DESCRIPTION (provided by applicant): Deletion or silencing of tumor suppressor genes (TSG) through genetic or epigenetic events has been found to play an important role in the development of different cancers. Early studies suggest that frequent silencing of TSG through promoter hypermethylation in bladder Urothelial Cell Carcinomas (UCC) represent novel diagnostic and therapeutic targets. Here we propose to further elucidate the bladder cancer methylome and thereby identify novel methylated genes as markers for early detection, prognostic classification, and predictive classification of response to therapy of urothelial cell carcinoma of the bladder (UCC). Since we have reported a role for methylated genes in the development of cisplatin resistance, we will also identify genes that are related to cisplatin response and silenced by promoter hypermethylation in UCC. We are proposing three specific aims: In Specific Aim 1, an integrated screening approach will be undertaken to further identify novel tumor-specific genes silenced by promoter hypermethylation in 5 UCC cell lines. Specific Aim 2 We will test multiple promoter hypermethylation markers for UCC in various tissues and bodily fluids from patients with and without disease to establish simple sensitivity and specificity estimates. Finally, in Specific Aim 3 we will examine the functional significance and clinical relevance of the novel genes in primary tumors for future prevention approaches. A comprehensive approach consisting of expression array hybridization and pharmacological unmasking strategies, and the Infinium Methylation Assay will be taken to identify common epigenetic alterations in bladder tumor evolution. In vitro and in vivo characterization of identified genes which are inactivated by promoter hypermethylation will help us understand their impact on UCC development, role in cancer progression and biological role in drug resistance. Ultimately, identified bladder cancer specific methylation markers will be used as markers for non-invasive molecular detection approaches, prognostic markers for PT1 tumors, determination of platinum response and as novel targets for therapeutic prevention.

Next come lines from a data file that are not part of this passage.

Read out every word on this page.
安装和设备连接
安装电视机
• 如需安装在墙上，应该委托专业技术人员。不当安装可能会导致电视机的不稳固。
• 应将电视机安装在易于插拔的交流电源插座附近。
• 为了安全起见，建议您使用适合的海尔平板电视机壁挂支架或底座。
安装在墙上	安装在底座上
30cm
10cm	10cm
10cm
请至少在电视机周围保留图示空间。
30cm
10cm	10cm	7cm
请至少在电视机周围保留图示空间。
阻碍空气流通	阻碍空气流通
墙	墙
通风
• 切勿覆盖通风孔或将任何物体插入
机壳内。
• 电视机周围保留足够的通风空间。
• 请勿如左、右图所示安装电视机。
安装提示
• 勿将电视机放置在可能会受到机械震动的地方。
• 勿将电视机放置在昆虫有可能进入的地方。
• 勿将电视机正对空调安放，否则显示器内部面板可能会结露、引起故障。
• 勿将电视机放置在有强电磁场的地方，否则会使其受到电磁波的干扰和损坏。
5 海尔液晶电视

描述（由申请人提供）：肿瘤抑制基因（TSG）通过遗传或表观遗传事件的缺失或沉默已被发现在不同癌症的发展中起重要作用。早期研究表明，膀胱尿路上皮细胞癌（UCC）中TSG通过启动子超甲基化而频繁沉默代表了新的诊断和治疗靶点。在此，我们建议进一步阐明膀胱癌甲基组，从而确定新的甲基化基因作为早期检测、预后分类和预测膀胱尿路上皮细胞癌（UCC）治疗反应分类的标记。由于我们已经报道了甲基化基因在顺铂耐药发展中的作用，我们也将确定与顺铂反应相关的基因，并在UCC中被启动子超甲基化沉默。我们提出了三个具体目标：在specific Aim 1中，将采用综合筛选方法进一步鉴定5种UCC细胞系中被启动子超甲基化沉默的新型肿瘤特异性基因。我们将在患有和非疾病患者的各种组织和体液中检测UCC的多个启动子超甲基化标记，以建立简单的敏感性和特异性估计。最后，在Specific Aim 3中，我们将研究新基因在原发性肿瘤中的功能意义和临床相关性，为未来的预防方法提供帮助。一个综合的方法包括表达阵列杂交和药理学揭示策略，以及Infinium甲基化分析，以确定膀胱肿瘤进化中常见的表观遗传改变。在体外和体内鉴定被启动子超甲基化灭活的基因将有助于我们了解它们对UCC发展的影响，在癌症进展中的作用以及在耐药中的生物学作用。最终，确定的膀胱癌特异性甲基化标记物将用作无创分子检测方法的标记物、PT1肿瘤的预后标记物、铂反应的测定以及治疗预防的新靶点。